The secretary noted that many public comments opposed the proposed redevelopment of the property as a poultry processing plant. “The department understands the concerns of nearby residential property owners not wanting the closed industrial plant to be used for another industrial operation, but the future use of the site is not within the department’s authority to determine,” O'Mara wrote. “Sussex County government has the exclusive authority to determine if poultry production is a land use consistent with its zoning. The department's role is to ensure that the land is environmentally safe from contaminants for its intended use, and the plan indicates that it will be.”

 

Appeal process set into motion

The appeal process could delay a decision for more than half a year. Depending on the outcome of the initial appeal, further appeals are possible to Superior Court and Delaware Supreme Court, said Gail Henderson, the environmental board's administrative assistant.

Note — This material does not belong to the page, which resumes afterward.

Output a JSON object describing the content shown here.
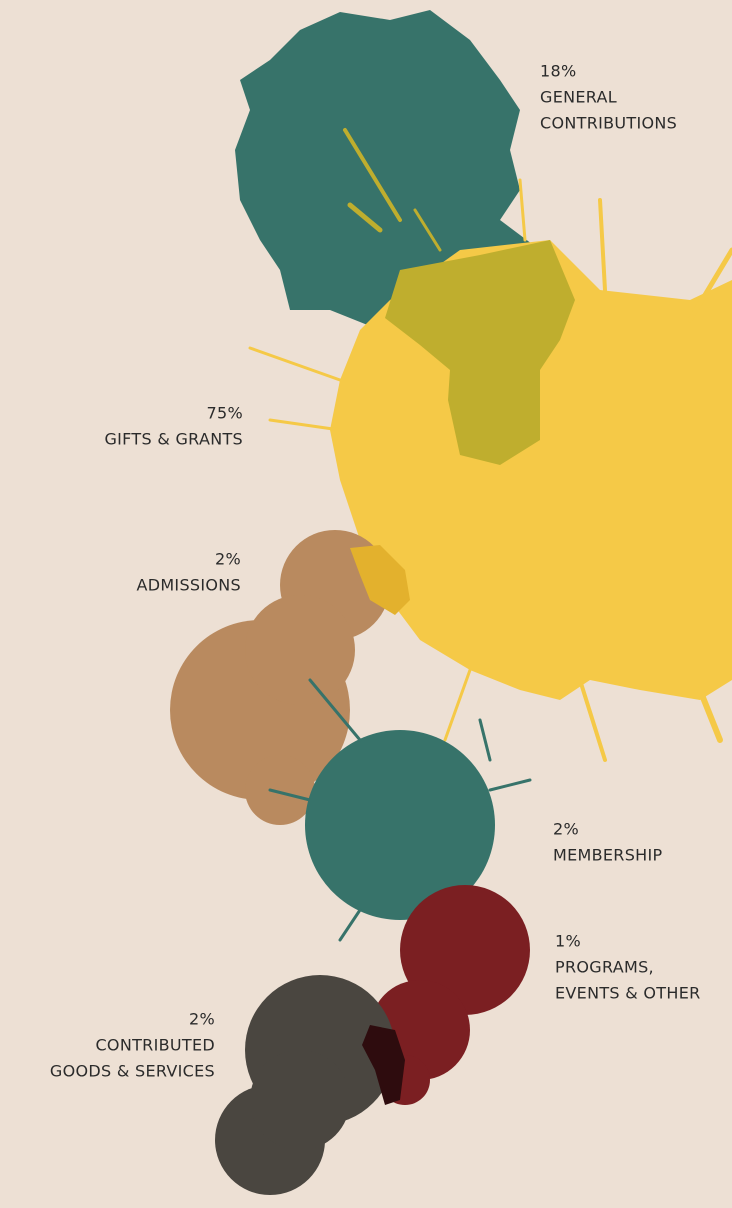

The board has 30 days to schedule a hearing that must take place within six months. The appeals hearing resembles a courtroom proceeding, Henderson said, with a court reporter, witnesses, presentations of evidence and cross examinations. “The public can attend, but there is no public comment,” she said.

The board's decision can be appealed to Superior Court within 30 days.

The appeal was filed by Ken Kristl and the Widener Environmental and Natural Resources Law Clinic. The Widener Clinic provides representation and legal assistance to public interest organizations and individuals on environmental matters in Delaware and other Mid-Atlantic states.